Man kann nicht über 60 Jahre Historie des Verfassungsschutzes reden – dann aber nur eine Lobeshymne auf die andere häufen. Das wird dem Thema sicherlich nicht gerecht.
(Dr. Christean Wagner (Lahntal) (CDU): Ganze vier Abgeordnete – und Sie sagen, das ist ein wichtiges Thema!)
Die Bundesrepublik Deutschland ist ein sozialer und demokratischer Rechtsstaat, der den Bürgerinnen und Bürgern ein Höchstmaß an Freiheit garantiert. Dieses unverzichtbare Grundrecht nehmen aber auch solche Personen, Vereine und Parteien in Anspruch, die den demokratischen Staat beseitigen oder gefährden wollen.

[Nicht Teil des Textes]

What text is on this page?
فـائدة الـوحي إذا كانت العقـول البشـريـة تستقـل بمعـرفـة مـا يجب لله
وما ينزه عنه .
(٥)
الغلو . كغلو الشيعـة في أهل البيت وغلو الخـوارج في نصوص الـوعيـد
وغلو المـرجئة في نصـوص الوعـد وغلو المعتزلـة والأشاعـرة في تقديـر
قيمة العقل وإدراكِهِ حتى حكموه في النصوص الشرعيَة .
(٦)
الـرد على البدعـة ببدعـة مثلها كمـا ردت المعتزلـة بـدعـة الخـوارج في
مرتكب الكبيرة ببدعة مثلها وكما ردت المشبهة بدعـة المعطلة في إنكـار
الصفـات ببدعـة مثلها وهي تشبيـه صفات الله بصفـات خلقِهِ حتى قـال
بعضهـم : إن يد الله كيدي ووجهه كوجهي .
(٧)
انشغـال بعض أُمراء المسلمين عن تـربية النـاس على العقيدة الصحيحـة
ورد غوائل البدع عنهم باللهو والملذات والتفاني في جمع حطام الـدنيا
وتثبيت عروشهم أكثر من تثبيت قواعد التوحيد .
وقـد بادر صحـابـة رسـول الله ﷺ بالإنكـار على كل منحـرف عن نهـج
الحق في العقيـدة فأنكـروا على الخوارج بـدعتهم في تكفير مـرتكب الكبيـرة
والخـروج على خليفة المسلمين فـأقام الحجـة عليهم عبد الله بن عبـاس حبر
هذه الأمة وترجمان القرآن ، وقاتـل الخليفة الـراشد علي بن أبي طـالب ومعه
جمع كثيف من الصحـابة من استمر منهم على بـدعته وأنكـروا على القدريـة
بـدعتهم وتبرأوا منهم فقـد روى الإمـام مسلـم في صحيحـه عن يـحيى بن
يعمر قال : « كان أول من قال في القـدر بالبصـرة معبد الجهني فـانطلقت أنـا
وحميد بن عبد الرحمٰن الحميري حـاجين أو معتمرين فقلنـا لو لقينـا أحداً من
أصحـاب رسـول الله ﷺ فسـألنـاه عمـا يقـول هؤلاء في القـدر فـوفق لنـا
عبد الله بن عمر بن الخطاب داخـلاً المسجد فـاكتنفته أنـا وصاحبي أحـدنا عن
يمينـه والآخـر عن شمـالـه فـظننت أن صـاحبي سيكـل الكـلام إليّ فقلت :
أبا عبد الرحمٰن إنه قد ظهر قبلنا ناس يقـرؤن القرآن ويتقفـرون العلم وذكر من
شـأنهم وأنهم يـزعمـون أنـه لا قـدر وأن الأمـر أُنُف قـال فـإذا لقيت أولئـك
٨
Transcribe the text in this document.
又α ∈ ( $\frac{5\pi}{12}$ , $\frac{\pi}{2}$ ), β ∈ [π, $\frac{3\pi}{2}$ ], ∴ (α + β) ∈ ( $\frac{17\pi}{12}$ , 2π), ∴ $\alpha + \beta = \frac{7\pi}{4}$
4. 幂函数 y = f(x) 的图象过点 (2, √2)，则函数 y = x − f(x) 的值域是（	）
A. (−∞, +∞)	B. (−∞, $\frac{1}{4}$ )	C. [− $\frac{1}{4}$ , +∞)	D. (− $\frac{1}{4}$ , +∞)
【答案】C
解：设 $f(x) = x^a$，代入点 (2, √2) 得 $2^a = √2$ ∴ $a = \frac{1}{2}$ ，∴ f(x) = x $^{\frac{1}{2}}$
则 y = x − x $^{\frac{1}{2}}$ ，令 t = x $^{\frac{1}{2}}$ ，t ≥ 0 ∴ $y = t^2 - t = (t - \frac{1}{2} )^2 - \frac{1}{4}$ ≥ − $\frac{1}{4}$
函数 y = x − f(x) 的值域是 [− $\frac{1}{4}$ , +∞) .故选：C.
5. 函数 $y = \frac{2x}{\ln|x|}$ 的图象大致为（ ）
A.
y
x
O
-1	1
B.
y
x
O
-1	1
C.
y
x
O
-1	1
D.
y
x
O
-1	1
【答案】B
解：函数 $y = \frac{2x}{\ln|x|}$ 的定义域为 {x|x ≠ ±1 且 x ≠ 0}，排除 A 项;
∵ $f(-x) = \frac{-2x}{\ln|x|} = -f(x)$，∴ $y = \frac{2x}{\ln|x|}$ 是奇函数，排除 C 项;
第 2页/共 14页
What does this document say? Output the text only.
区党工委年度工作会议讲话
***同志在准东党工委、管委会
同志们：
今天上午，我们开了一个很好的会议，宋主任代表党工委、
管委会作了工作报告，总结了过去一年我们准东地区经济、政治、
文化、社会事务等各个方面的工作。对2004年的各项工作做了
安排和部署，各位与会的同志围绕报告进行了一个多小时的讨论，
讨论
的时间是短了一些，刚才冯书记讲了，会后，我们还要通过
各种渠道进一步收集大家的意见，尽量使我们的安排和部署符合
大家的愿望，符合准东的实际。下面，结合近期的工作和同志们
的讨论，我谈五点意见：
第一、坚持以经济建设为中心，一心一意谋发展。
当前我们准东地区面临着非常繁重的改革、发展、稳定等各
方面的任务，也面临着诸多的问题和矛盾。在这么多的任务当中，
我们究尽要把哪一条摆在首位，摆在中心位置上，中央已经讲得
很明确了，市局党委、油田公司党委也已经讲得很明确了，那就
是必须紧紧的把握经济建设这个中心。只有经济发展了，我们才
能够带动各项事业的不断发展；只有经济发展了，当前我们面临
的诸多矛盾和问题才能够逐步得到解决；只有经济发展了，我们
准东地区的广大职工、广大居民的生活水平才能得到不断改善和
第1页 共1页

Solchen verfassungsfeindlichen Bestrebungen gilt es zu begegnen. Zu den Instrumenten der wehrhaften Demokratie gehört die im Grundgesetz verankerte Tätigkeit der Behörden für den Verfassungsschutz. Hier in Hessen ist es das Landesamt für Verfassungsschutz.
Dr. Joachim Gauck – den wir auch in einer besonderen Form unterstützt haben – hat anlässlich des 60-jährigen Bestehens des Bundesamtes für Verfassungsschutz von der wehrhaften Demokratie und dem Erfordernis, diese auch mit nachrichtendienstlichen Mitteln zu verteidigen, gesprochen. Er sprach die veränderten Bedrohungen im Bereich des Verfassungsschutzes an, und ich darf ihn hier zitieren:
Wir sind gut beraten, wenn wir das, was wir heute wissen, als für die Zukunft nicht ausreichend ansehen. Wir müssen immer weiter lernen – das sehen wir an den immer neuen Bedrohungen.
(Beifall bei der SPD und dem BÜNDNIS 90/DIE GRÜNEN sowie des Abg. Dr. Christean Wagner (Lahntal) (CDU))
Ich glaube, das zeigt auch die differenzierte Arbeit dieser Behörde. In den letzten 60 Jahren hat der Verfassungsschutz in Hessen einen sehr wichtigen Beitrag zur Festigung und für den Schutz der Demokratie in Hessen geleistet. Ja, das stimmt.
Deshalb möchten auch wir Sozialdemokratinnen und Sozialdemokraten den Mitarbeiterinnen und Mitarbeitern für ihre Arbeit sehr herzlich danken. Herr Desch, ich hoffe, Sie nehmen das mit.
Die Mitarbeiterinnen und Mitarbeiter haben eine hohe Verantwortung. Deshalb gilt es auch, die gesellschaftlichen Zusammenhänge, das große Ganze, nicht aus dem Auge zu verlieren und die Demokratie auch mit ihren Werten, unseren freiheitlichen Lebensweisen, immerfort mit Herz und Kopf zu verteidigen. Das gilt für alle Mitarbeiterinnen und Mitarbeiter.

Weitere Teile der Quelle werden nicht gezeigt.